Data and source compression
Data and source compression technologies are widely used for a variety of use cases to save bandwidth and reduce file size. Using AI rather than traditional compression techniques has shown great promise. However, manual tuning is typically required for a neural network model to perform a realistic image compression task. The paper “Lossy Compression with Distortion Constrained Optimization,” which was accepted at a CVPR workshop , applies a method called “constrained optimization” as an alternative that is both more practical and outperforms the traditional tuning method.
“Adversarial Distortion for Learned Video Compression,” which was accepted at a CVPR workshop, aims to optimize video compression with an adversarial method (algorithms competing against each other). This brings about a reduction of perceptual artifacts and reconstruction of detail previously lost.

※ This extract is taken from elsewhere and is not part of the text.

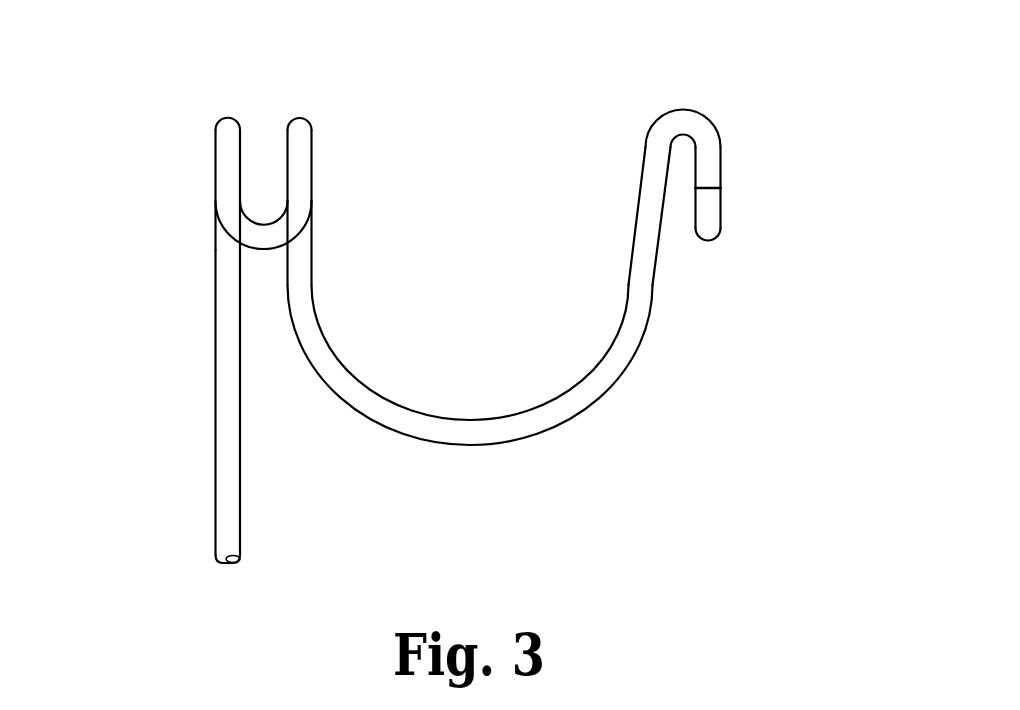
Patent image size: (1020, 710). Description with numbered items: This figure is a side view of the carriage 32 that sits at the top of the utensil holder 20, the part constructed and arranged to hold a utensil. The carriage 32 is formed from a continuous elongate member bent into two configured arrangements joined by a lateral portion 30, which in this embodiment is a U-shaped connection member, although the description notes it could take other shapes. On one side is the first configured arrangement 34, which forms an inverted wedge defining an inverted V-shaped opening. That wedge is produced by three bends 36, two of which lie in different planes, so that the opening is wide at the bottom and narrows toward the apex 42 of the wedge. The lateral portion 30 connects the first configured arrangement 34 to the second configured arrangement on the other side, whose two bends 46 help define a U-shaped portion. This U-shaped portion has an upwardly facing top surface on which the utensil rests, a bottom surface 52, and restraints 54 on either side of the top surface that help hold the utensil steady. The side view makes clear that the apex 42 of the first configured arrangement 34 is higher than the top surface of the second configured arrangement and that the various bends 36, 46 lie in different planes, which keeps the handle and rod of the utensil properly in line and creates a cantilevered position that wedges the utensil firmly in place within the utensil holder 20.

Speech compression is another challenge that we tackle in our latest research. “Feedback Recurrent Autoencoder,” which was accepted at the International Conference on Acoustics, Speech, and Signal Processing (ICASSP), proposes a new architecture for online compression of sequential data with temporal dependency. This produces high-quality speech waveforms at a low, fixed bit rate, achieving up to 2.5 times rate reduction, compared to the popular open source codec called Opus.
Along with the QUVA lab (the lab Qualcomm Technologies co-founded with the University of Amsterdam), we’ve been conducting research in the field of video understanding and deep vision for the past five years. The paper “ActionBytes: Learning from Trimmed Videos to Localize Actions,” which was accepted at CVPR, tackles the problem of localizing actions in long untrimmed videos by segmenting videos into interpretable fragments called “ActionBytes.” This method achieves state-of-the-art results on long videos.
Small changes in system architecture can go a long way in improving model performance, as the following paper shows. In the paper “End-to-End Lane Marker Detection via Row-wise Classification,” which was accepted at a CVPR workshop, we propose a state-of-the-art lane marker detection method that is set to improve the way that autonomous cars “see” and make decisions. The paper proposes a system architecture (i.e., neural network architecture) that directly outputs the lane marker vertices, which can be used in lane detection.
We’re happy to see the amount of interesting work being done and the resilience shown by conference organizers in continuing to showcase valuable AI research. In a future blog post, we will discuss papers accepted at upcoming AI conferences.